Swaziland Economic Outlook
Real GDP contracted an estimated 0.5% in 2018 after 1.9% growth in 2017. Growth was hampered by weak recovery in the raw materials extraction sector, a slowdown in the production sector, and contraction in the services sector. Agriculture has not yet fully recovered from the 2015/16 drought, and mining has declined. Production sector performance was expected to be dampened by decelerating manufacturing resulting from shrinking external demand, notably an underperforming textile industry and the September 2017 European Free Trade Association ban on selected eSwatini exports. The estimated 1.3% service sector contraction was due to anticipated consumer and government spending declines.
eSwatini’s fiscal challenges emanate from high public spending and heavy dependence on the volatile and declining Southern Africa Customs Union (SACU) revenue. The fiscal deficit declined to an estimated 7.4% of GDP in 2018 from 7.9% in 2017 and has been financed by domestic borrowing, accumulating domestic arrears, and international reserve withdrawals. Total public debt increased from 19.6% of GDP in June 2017 to 20.8% of GDP in June 2018.
With the eSwatini lilangeni pegged at par to the rand, authorities pursued a restrictive and steady monetary stance, maintaining the discount rate at 6.75% since March 2018. Inflation declined to an estimated 5.4% in 2018 from 6.2% in 2017, and gross official reserves averaged around three months of imports in 2018.
The current account registered a surplus of an estimated 0.4% of GDP in 2018, up from a deficit of 1.3% in 2017, spurred by merchandise trade surpluses and secondary income inflows. The country is overdependent on pulp, sugar, and cotton exports, with about 60% of exports going to South Africa and 80% of imports coming from that country.
Tailwinds and headwinds
The economy faces ongoing fiscal challenges, exacerbated by a weak external position. But real GDP growth is projected to recover modestly to 1.7% in 2019 and 2.3% in 2020, driven by supply-side developments. In 2019, agriculture is projected to fully recover from the drought, construction will benefit from continued expansion (such as the Lower Usuthu Smallholder Irrigation [Phase II] Project), and manufacturing will regain the US African Growth and Opportunity Act market as well as new markets opened by other trade agreements. Improving the business climate and reforming the legal and regulatory framework for infrastructure development present opportunities for enhancing private development and unlocking the economy’s potential.

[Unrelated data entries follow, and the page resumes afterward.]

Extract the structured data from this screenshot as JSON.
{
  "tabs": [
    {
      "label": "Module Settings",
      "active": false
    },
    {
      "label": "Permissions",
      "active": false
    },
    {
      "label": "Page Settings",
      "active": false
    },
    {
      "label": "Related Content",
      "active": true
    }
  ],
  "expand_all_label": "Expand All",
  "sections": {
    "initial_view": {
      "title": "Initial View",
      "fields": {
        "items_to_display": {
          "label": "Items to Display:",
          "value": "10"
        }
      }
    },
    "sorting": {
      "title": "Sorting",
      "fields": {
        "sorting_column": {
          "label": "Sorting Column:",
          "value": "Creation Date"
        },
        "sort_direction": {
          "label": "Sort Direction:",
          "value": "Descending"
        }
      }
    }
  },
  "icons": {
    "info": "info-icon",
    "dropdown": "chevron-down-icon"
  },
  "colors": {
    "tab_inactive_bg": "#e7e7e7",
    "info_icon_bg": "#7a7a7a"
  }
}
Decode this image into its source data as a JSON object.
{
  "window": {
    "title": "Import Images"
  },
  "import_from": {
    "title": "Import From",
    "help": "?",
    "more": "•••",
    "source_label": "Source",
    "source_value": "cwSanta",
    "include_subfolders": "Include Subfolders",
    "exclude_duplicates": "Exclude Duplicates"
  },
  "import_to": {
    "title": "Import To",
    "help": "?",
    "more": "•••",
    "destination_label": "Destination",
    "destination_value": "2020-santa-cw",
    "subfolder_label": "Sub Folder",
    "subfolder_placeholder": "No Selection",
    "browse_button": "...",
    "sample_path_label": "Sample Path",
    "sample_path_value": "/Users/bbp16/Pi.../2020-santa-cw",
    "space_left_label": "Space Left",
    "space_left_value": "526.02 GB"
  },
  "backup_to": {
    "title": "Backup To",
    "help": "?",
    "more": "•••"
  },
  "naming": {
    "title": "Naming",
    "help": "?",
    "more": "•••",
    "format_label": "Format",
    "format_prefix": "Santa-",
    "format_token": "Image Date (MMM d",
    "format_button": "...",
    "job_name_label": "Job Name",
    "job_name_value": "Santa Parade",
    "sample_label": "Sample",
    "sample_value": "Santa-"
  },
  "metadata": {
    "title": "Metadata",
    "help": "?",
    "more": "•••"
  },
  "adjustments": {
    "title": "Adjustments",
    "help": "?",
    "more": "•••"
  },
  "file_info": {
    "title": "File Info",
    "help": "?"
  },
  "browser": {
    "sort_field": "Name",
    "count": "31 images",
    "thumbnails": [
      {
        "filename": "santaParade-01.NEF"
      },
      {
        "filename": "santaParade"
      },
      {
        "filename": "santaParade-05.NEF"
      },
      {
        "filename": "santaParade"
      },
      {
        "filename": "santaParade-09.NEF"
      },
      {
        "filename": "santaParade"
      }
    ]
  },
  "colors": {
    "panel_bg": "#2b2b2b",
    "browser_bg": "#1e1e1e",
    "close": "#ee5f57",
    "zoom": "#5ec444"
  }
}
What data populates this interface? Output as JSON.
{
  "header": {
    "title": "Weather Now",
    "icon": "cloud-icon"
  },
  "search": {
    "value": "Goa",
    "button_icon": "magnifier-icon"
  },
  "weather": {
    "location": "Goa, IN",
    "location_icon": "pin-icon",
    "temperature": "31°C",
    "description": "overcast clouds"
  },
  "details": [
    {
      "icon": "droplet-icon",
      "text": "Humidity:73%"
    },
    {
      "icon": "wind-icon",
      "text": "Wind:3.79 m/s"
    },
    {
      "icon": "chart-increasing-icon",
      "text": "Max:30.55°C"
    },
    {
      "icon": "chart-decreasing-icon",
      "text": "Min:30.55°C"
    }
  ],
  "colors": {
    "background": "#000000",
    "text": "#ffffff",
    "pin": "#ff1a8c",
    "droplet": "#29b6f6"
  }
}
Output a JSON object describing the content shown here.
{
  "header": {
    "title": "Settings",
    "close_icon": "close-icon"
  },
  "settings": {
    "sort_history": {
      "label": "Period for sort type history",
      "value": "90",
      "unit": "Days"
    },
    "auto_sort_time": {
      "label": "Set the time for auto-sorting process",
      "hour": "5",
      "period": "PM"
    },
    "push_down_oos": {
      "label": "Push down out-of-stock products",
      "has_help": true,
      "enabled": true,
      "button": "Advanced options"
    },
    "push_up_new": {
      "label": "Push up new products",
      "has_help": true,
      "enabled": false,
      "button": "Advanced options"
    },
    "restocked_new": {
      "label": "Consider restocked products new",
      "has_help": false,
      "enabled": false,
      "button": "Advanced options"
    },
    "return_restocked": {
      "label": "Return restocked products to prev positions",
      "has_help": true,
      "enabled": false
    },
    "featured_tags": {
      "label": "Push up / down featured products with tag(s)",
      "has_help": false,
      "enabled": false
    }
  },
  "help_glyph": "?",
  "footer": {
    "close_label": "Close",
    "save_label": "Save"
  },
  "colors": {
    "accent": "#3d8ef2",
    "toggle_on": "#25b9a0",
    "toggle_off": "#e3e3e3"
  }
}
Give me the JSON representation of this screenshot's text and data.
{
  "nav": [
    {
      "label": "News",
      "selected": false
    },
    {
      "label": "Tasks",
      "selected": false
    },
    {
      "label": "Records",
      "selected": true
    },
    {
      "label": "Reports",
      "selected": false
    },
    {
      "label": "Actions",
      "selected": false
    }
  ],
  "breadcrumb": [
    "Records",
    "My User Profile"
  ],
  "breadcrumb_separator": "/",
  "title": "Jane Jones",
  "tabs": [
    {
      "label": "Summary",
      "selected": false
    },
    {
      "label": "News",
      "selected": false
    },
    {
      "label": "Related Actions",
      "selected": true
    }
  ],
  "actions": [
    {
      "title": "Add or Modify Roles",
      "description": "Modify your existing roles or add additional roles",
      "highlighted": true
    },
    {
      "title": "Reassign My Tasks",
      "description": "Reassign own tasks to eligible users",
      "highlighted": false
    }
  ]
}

eSwatini faces potential headwinds from persistent fiscal challenges arising from low SACU revenue, a weak external environment, insufficient fiscal consolidation, and a challenging investment climate constraining private development. Growing domestic arrears, if unchecked, will continue to constrain business activity and may increase financial sector vulnerabilities as companies struggle to service their debts. The narrow export base and high market concentration make eSwatini vulnerable to external shocks, particularly those affecting South Africa. Average inflation is projected to be 5.4% in 2019 and 5.5% in 2020.